Dear Expert(s)
(Sorry if this information is provided elsewhere- i have looked high and low with no success)
I have a RNASeq data set of 22 samples that can be compared to one another in a number of different combinations. Some of the samples are essentially treatment subsets of others. I have used DESeq2 on the countdata ( along with associated colData) to generate both rld and dds (and res) objects. For some samples there are (biological) duplicates for others quadruplicates.
I can generate the DE results for various sample combinations using contrasts but what I also want is a list of genes that are 'expressed' in one set of samples but (for example) not another. I realise what is 'expressed' depends on how that is defined and what cutoff is used but my questions are
1) is it valid to use the rlog transformed matrix (assay(rld)) for this purpose? I am concerned that this data is subject to normalization based on the experimental design input and so would differ with different designs.

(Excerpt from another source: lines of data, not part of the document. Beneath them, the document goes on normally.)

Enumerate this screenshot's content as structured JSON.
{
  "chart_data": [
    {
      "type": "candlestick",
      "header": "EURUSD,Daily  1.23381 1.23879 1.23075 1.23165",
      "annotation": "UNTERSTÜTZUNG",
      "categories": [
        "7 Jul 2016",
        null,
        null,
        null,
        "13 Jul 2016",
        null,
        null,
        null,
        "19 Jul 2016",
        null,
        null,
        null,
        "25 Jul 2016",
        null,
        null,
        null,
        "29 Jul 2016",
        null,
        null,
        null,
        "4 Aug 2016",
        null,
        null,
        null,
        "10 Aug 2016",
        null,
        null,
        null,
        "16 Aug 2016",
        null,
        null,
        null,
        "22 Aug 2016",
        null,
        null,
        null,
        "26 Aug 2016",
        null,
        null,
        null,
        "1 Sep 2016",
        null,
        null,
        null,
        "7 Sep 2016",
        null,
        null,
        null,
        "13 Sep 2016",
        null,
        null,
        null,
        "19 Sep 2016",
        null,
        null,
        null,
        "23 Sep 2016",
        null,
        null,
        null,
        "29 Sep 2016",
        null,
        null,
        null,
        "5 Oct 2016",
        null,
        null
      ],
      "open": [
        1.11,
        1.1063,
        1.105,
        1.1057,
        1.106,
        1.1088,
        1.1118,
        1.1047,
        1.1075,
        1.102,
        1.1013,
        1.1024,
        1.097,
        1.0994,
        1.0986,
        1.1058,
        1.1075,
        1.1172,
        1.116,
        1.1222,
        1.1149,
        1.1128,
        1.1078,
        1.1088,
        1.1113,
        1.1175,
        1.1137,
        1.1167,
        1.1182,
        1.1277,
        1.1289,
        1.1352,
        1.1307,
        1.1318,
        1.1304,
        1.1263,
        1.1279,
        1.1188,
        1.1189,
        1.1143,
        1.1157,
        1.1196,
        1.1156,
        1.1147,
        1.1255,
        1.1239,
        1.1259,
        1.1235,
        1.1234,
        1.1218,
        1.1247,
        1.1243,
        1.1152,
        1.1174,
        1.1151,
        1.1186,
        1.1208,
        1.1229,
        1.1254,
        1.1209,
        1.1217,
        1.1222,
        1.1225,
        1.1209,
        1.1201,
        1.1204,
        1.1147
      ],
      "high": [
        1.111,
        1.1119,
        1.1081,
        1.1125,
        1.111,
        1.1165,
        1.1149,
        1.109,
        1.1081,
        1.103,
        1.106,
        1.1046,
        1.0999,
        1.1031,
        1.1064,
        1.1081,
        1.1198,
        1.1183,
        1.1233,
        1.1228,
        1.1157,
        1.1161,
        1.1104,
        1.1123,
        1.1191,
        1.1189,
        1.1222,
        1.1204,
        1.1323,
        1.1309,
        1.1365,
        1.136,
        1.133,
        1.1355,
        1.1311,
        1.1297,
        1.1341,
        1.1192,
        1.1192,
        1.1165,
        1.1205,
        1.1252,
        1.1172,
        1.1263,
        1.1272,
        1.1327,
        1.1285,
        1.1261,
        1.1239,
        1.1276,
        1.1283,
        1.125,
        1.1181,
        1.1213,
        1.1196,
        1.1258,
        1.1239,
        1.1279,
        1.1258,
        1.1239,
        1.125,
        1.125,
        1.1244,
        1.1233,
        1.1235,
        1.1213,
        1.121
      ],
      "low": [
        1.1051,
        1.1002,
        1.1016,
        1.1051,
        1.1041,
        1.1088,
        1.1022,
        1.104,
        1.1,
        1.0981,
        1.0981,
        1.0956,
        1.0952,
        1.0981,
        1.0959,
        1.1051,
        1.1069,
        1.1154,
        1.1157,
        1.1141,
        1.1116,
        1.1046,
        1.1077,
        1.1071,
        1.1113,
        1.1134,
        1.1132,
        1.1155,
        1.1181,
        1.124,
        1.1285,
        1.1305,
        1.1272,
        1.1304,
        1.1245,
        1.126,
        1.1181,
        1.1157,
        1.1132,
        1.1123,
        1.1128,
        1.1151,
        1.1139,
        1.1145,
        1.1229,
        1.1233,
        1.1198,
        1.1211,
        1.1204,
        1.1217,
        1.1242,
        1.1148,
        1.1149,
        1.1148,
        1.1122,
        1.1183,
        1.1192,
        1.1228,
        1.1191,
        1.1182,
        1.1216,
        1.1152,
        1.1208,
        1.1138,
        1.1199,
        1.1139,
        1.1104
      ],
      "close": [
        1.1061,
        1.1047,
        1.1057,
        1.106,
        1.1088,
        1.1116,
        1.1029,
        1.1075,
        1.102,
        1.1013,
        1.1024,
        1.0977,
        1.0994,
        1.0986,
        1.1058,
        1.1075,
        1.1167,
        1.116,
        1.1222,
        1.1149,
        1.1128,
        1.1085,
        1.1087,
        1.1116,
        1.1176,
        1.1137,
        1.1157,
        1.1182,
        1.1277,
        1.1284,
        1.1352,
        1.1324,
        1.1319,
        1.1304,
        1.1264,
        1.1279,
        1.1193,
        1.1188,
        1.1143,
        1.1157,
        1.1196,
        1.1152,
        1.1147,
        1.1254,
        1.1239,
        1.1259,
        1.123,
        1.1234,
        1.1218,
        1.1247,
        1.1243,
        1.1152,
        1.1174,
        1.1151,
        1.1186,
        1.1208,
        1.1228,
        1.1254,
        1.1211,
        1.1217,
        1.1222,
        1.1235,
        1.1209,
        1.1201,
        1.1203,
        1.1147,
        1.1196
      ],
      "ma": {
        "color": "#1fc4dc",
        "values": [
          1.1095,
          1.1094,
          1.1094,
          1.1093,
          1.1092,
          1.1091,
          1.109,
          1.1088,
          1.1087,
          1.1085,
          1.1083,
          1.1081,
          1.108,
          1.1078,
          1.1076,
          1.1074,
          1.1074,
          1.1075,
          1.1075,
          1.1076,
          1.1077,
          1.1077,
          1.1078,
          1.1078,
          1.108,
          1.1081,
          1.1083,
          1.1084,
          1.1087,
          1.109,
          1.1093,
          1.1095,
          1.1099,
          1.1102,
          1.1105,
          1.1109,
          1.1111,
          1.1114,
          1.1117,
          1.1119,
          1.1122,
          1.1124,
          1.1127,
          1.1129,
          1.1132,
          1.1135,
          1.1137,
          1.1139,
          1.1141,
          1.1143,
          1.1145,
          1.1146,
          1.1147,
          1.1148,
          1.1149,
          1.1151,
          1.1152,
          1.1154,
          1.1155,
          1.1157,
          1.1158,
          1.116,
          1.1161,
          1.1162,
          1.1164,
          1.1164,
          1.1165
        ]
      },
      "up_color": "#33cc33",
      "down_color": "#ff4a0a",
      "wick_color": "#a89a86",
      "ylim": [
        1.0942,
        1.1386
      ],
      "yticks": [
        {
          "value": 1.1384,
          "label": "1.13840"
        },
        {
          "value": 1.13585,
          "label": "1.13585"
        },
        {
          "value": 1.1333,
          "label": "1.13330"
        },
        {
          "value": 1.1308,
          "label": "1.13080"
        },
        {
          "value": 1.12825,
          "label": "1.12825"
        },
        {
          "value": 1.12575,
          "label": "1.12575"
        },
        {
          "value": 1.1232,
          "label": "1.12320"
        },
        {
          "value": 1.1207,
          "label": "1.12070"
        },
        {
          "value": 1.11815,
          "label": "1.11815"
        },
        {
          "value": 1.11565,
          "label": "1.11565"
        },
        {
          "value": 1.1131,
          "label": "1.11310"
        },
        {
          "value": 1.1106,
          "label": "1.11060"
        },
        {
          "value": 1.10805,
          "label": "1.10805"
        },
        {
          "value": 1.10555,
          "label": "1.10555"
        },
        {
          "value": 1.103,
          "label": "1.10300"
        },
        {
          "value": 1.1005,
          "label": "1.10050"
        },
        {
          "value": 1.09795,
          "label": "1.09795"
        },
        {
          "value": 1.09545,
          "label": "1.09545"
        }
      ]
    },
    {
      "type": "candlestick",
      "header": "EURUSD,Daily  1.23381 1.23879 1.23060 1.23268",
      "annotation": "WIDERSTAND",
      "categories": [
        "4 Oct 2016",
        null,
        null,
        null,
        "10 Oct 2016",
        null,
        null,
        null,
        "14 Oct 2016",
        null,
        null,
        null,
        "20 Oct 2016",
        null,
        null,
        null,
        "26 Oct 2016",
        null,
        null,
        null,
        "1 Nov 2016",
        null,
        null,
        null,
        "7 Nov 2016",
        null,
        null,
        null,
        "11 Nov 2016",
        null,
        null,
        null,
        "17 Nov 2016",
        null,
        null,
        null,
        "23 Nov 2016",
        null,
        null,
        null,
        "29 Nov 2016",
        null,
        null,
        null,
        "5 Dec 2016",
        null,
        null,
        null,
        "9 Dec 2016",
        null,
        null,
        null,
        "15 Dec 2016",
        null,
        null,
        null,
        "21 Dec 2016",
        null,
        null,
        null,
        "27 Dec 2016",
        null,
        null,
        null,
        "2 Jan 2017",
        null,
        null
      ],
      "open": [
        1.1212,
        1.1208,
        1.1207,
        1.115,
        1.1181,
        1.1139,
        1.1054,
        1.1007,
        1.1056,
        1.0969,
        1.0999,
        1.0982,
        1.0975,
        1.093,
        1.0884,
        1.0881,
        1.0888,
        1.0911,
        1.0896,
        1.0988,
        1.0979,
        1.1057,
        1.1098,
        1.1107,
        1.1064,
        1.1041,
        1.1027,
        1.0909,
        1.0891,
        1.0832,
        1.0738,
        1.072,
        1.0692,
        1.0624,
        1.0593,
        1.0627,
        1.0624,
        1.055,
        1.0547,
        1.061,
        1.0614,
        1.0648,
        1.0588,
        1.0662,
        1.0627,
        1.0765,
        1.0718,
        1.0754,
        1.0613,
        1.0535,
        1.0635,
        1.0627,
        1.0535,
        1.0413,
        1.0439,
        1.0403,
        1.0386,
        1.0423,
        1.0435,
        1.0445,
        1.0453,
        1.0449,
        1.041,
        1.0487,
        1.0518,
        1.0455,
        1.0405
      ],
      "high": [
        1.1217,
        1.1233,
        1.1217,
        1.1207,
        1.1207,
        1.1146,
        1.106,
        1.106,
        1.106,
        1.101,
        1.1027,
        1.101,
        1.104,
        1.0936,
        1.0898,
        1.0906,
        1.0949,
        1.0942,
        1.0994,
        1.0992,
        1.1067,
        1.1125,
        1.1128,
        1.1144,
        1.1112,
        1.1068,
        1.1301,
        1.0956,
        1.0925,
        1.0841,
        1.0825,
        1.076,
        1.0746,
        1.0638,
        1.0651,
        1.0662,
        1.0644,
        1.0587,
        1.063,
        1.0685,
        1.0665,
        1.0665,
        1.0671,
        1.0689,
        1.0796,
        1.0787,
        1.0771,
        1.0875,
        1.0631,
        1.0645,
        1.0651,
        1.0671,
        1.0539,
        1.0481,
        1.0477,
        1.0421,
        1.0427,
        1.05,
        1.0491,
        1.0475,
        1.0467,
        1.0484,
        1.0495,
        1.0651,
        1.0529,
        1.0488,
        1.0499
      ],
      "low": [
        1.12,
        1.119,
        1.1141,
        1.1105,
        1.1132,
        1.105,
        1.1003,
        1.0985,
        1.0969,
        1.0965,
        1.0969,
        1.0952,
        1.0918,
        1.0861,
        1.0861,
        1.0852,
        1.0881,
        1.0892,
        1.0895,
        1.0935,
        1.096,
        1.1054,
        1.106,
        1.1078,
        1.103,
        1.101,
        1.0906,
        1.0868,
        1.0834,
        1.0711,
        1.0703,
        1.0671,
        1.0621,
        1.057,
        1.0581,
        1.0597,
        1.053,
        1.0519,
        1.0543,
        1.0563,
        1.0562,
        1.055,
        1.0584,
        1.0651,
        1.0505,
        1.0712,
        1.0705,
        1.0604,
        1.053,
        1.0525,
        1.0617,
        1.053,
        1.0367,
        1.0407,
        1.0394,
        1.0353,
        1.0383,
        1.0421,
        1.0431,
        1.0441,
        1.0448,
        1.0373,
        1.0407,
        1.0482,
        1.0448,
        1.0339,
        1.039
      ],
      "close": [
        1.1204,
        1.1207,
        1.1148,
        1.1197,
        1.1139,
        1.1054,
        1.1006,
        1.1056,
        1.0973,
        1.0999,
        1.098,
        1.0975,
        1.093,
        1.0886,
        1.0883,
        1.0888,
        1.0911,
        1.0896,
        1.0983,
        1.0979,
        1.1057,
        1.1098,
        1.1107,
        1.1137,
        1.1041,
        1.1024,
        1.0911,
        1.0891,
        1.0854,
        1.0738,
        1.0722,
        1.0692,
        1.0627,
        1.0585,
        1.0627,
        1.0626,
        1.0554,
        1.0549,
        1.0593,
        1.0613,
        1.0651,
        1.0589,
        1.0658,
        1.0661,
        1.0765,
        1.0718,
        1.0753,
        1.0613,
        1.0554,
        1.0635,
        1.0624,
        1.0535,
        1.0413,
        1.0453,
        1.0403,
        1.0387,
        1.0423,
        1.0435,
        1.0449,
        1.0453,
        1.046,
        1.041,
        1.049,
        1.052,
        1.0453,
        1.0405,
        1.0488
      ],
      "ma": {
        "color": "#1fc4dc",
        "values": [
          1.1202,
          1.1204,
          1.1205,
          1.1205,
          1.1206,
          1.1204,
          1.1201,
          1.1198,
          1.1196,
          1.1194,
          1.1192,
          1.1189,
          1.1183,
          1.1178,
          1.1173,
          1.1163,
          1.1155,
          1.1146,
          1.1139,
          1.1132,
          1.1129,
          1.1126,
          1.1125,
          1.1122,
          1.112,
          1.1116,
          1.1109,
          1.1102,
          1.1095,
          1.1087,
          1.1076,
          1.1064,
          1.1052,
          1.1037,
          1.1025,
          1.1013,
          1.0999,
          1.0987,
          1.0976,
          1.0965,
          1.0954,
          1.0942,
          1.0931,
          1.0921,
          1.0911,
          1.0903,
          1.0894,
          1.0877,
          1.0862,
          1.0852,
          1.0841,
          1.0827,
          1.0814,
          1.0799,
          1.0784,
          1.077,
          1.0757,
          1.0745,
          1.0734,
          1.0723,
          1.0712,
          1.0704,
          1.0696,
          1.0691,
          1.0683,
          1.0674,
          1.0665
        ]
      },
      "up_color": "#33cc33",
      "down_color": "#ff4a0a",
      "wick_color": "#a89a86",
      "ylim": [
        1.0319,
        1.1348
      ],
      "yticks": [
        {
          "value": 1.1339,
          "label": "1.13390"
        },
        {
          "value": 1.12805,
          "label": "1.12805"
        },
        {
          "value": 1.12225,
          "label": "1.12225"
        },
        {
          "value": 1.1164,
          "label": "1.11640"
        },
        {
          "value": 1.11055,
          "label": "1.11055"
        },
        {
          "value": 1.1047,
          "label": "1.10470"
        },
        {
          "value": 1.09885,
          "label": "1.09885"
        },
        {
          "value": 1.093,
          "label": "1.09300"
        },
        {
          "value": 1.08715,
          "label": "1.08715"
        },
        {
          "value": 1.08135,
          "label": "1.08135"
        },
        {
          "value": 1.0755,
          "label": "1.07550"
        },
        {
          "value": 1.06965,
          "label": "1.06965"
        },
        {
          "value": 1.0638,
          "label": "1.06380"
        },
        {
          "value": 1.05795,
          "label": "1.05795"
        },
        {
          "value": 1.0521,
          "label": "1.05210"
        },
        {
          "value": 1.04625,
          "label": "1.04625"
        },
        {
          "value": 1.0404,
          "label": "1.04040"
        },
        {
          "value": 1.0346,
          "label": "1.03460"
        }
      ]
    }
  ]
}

If no which package would be recommended to obtain such data from count matrix?
2) If yes to above: are there any error or p-values associated with this data? (There appears to be such data in the DESeqDataSet buty I cant work out how to get at it). The intention being I would be used as a cutoff for expression values (lfc) for which error is too high.
3) is it valid to use the mean of replicates to obtain a value for a particular cell type
4) I have tried to use the rlog function on the countdata matrix which the manual suggests you can but I get an error (Error in (function (classes, fdef, mtable) :
unable to find an inherited method for function ‘sizeFactors’ for signature ‘"data.frame"’).
Thanks
Sue
Thanks for your very helpful reply. I have 22 samples containing 3-5 distinct cell types- I would like to use this approach to help tell me how distinct. While I agree this is nothing compared to the Barcode dataset I still feel that there is value in coming up with gene lists that are considered on in one cell type and off in another.This sort of thing can be and is being done with FPKM data and I would like to do the same without having to reprocess my data
I look forward to the Barcode data based on RNASeq data- that may help in deciding on/off thresholding.
One more question that has come up when I raised this issue with colleagues: given how the rlog transformation works is it reasonable (assuming all caveats discussed above) to have the same expressed/nonexpressed threshold for all genes?
If so what would that threshold be? Say for example if a threshold of 5 FPKM was considered reasonable is there a way of coming up with a number that would be equivalent to this in the rlog transformed data? Could I use log2(5) ?
No, the same threshold for all genes would not be a good idea. The rlog is similar to log2(K_ij/s_j) (see paper). But the count K_ij is proportional to gene length, sequence content of the gene etc, in experiment-specific and sample-specific ways (which we don't understand that well yet).
But at the least you would want to correct for gene length and GC content. See the cqn and EDASeq packages.